If any Member fails, by reason of insolvency to pay its proportion of any expense or of any loss incurred by the Facility, the unpaid loss or the remaining Members shall pay expense, each contribution in the manner provided for distribution of expenses and losses under the Constitution, deleting thereby the proportion of the defaulting Member.
The Facility shall be subrogated to the rights of the remaining Members in any liquidation proceeding and shall have full authority on their behalf to exercise their rights in any action or proceeding.
In the event of insolvency of a Member, any reinsurance assumed by the Facility with respect to policies issued by such Member pursuant to the previous Plan of Operation shall be payable as follows:
An exception to subsection 1308.3 shall apply when the Facility, with the consent of the insured under the reinsured policy, as evidenced by endorsement, has assumed the policy obligations of the Member as direct obligations of the Facility to the payees under the policy and as a substitute for the obligations of the Member to the payees.
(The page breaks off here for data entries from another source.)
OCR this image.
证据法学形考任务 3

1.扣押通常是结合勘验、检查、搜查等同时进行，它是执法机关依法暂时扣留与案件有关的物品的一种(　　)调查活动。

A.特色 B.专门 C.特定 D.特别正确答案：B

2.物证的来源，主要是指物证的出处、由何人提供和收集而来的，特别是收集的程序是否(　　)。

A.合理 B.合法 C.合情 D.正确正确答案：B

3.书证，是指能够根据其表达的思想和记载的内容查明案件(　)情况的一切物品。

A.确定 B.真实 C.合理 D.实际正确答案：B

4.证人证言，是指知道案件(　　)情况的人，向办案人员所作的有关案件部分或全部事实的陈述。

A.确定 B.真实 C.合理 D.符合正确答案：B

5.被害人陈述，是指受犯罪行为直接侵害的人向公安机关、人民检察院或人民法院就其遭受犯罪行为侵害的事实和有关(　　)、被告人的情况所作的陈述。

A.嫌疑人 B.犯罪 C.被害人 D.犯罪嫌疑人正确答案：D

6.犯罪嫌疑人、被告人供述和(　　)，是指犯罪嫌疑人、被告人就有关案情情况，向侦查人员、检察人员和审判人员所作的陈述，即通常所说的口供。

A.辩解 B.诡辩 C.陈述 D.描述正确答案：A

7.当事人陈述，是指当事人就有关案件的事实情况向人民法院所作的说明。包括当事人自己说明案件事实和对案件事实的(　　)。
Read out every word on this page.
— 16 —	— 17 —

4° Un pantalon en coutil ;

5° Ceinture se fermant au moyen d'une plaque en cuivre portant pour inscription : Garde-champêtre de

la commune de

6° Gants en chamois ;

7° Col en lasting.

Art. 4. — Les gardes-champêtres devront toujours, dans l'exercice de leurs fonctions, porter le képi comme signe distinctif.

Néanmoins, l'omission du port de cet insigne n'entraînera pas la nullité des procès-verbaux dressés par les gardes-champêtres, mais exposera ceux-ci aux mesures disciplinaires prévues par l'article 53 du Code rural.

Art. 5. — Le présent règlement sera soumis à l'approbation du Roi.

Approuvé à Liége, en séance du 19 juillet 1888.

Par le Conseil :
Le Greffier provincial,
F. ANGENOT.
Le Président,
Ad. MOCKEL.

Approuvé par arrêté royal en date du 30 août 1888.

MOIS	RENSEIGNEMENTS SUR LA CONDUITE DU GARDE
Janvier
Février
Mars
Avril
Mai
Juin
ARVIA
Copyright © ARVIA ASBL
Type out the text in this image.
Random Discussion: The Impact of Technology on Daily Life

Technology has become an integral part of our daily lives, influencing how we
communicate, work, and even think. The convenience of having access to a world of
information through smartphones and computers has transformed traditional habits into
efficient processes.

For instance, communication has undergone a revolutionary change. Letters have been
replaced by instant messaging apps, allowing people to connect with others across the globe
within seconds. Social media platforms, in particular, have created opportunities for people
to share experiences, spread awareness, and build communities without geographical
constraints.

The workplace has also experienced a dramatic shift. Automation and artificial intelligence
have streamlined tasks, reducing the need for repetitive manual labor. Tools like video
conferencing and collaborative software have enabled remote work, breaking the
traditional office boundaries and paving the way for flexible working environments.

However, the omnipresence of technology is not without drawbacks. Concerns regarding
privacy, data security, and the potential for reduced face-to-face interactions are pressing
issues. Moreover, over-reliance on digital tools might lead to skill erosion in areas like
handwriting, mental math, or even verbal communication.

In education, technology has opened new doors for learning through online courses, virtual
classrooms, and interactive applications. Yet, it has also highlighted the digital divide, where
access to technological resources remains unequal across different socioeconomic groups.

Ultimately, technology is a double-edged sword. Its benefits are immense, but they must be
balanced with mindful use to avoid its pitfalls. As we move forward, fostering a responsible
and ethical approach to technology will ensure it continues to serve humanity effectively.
The liquidator, receiver or statutory successor of the Member shall give written notice to the Facility of the pendency of a claim against the Member on the policy reinsured within a reasonable time after the claim is filed in the insolvency proceeding.
During the pendency of a claim, the Facility may investigate the claim and, at its own expense, in the proceeding where the claim is to be adjudicated, interpose any defense or defenses that it may deem available to the Member or its liquidator, receiver or statutory successor.
The expense incurred by the Facility shall be chargeable subject to court approval against the insolvent Member as part of the expense of liquidation to the extent of a proportionate share of the benefit that may accrue to the Member solely as a result of the defense undertaken by the Facility.